As the gap between the military’s policies and scientific reality has widened, service members living with HIV have begun to challenge the Pentagon’s policies in court. Harrison, for example, filed suit in 2018, alleging that the military’s regulations impermissibly discriminate against HIV-positive troops. In January 2020, the U.S. Court of Appeals for the 4th Circuit upheld a lower-court ruling preventing the Trump administration from discharging HIV-positive airmen. In that case, two pseudonymous airmen had been recommended for discharge — over the objections of their commanding officers and medical personnel — on the grounds that their HIV status made them ineligible for deployment.
Banning HIV-positive soldiers from deploying might have been justified when treatment was less effective, the 4th Circuit reasoned.

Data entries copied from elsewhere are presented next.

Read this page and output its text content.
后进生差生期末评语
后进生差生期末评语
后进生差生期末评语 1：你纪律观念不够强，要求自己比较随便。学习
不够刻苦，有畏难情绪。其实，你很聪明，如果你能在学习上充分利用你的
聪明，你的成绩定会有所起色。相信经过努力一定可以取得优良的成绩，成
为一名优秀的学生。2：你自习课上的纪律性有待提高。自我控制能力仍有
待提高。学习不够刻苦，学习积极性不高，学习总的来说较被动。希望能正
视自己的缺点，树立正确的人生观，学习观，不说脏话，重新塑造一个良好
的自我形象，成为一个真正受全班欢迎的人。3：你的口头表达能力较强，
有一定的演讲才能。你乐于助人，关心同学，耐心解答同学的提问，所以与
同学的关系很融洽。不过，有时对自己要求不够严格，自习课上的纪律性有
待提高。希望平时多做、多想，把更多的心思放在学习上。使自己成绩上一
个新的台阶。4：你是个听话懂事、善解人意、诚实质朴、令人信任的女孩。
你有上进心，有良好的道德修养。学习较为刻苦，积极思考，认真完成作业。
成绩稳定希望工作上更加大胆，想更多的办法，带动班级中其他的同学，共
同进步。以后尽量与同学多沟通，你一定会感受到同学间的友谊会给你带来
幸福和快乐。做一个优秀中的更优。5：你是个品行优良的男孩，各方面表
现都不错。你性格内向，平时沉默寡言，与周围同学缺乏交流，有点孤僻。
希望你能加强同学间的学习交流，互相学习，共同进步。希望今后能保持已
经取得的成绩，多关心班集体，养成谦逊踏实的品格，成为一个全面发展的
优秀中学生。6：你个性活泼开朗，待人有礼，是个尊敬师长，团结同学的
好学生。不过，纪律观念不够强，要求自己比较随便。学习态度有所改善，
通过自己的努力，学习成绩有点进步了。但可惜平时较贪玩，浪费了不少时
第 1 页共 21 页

But now, the court said, “any understanding of HIV that could justify this ban is outmoded and at odds with current science.”
Other courts may follow the 4th Circuit’s lead, but the U.S. armed services should not wait for the legal system to force their hand. Foreign militaries have updated their rules to reflect the latest science. The Israel Defense Forces, for example, drafted people with HIV for the first time in 2019. And at least one branch of the U.S. military — the Navy — has already started liberalizing its policies, allowing HIV-positive personnel to deploy to large-platform ships and certain bases worldwide.
Ending HIV restrictions — which stigmatize people with the virus and close doors to those willing to serve — would bring military practices in line with the medical truth of living with HIV today.